Was hat die Klimakatastrophe mit der Finanzkrise zu tun? Blythe Masters lautet eine von vielen richtigen Antworten. Die junge Bankerin wurde berühmt, weil sie 1995 mit ihrem Team bei JP Morgan die ersten Credit Default Swaps entwickelt hat. Die Papiere zählen zu jenen Finanzkonstrukten, die der Grossinvestor Warren Buffett einmal als financial weapons of mass destruction bezeichnete. Die von Masters konzipierten Derivate erwiesen sich als ausserordentlich erfolgreich. Nach der Internet-Bubble im Jahr 2000 explodierte der Markt und erreichte – zusammen mit anderen Kredit-Derivaten – im Jahr 2008 ein Volumen von nominell 62 Billionen Dollar.

Der Handel mit Kredit-Derivaten stand im Zentrum der jüngsten Finanzkrise und ist mitverantwortlich für den Zusammenbruch der Lehmann Bank und den exorbitanten Verlust bei den Versicherern AIG und HypoReal, die als Emittenten auf dem Markt agierten.

Blythe Masters arbeitet weiterhin bei JP Morgan und ist dort mittlerweile zum Global Head of Commodities aufgestiegen. Damit ist sie unter anderem für die Entwicklung von Bankprodukten im Bereich Umwelt und Klima zuständig.  In einem Statement erläuterte sie jüngst das Umwelt-Engagement ihrer Bank: “That’s why JPMorgan Chase is taking steps every day to reduce our own environmental impact and invest in projects that have tremendous promise for improving the world we live in.”

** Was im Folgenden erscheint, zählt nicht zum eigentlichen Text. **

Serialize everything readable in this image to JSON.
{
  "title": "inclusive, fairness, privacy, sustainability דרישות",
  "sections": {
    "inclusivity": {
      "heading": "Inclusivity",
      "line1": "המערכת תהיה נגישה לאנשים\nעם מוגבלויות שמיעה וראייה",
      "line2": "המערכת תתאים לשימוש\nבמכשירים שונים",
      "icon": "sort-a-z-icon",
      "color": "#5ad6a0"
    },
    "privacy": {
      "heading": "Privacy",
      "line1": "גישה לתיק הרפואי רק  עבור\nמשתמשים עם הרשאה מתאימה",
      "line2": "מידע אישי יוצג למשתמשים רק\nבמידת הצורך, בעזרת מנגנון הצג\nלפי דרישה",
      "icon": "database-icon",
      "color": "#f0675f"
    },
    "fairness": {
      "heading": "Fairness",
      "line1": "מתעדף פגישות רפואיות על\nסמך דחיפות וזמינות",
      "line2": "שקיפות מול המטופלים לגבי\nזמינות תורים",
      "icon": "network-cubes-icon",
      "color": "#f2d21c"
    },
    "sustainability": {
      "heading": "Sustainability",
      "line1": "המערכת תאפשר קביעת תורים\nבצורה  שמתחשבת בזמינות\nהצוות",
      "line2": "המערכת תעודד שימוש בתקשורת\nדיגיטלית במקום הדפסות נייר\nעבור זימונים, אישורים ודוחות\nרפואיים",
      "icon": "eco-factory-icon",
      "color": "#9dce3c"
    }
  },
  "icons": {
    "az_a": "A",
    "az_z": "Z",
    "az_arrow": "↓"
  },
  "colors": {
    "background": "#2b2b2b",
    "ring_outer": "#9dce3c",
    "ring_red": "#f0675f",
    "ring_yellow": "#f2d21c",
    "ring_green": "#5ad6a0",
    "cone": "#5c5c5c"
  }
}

Ganz uneigennützig handelt die Bank allerdings nicht. Bloomberg warnt, dass die derzeitigen Finanzaktivitäten im Klimabereich nur ein Vorspiel dazu seien, was nach der geregelten Einführung der Emissionshandels denkbar wäre. Das Marktvolumen für die Zertifikate schätzt man auf bis zu 2 Billionen Dollar. Damit wird die Klimakatastrophe zu einem Versuchsfeld neuer Finanzkonstrukte, die das Modell des deregulierten Kasino-Kapitalismus auf  die Umwelt und die Zukunft des Planeten im Ganzen ausdehnen könnten. Das erklärt wohl auch die plötzliche Begeisterung vieler Manager und Politiker für den Kampf ums Weltklima.

Der Emissionshandel würde damit zum Modellfall für eine Art von Gütern, die durch gesetzliche Regulierung künstlich erzeugt und begrenzt werden. So richtig die anfänglichen Absichten dabei auch gewesen sein mögen, wenn dieser Markt erst in die Hände der Finanzspekulatoren gerät, werden sich jegliche moralische Bedenken als flüchtig erweisen.

Für Investoren könnten sich viele neue Spielfelder eröffnen, warnt G. Washington auf Nakedcapitalism. Nur um ein fiktives Beispiel zu nennen: Sie haben im festen Vertrauen darauf, dass alle Klimaziele nichts fruchten und die Erderwärmung weiter voranschreitet, ein Langfrist-Investment in sibirische Ländereien (Premium Lage Permafrostboden!) getätigt? Und nun wollen sie sich dagegen absichern, dass es nicht zu bösen Überraschungen kommt, etwa in Form ausbleibender Hitzewellen? Kein Problem. Oder sie finden warm eben einfach besser als kalt – auch für die ganze Welt? Oder sie glauben, dass die anderen mit ihren Klima-Wetten falsch liegen? Die Bank ihres Vertrauens wird ihnen in naher Zukunft ein massgescheidertes Zertifikat anbieten können.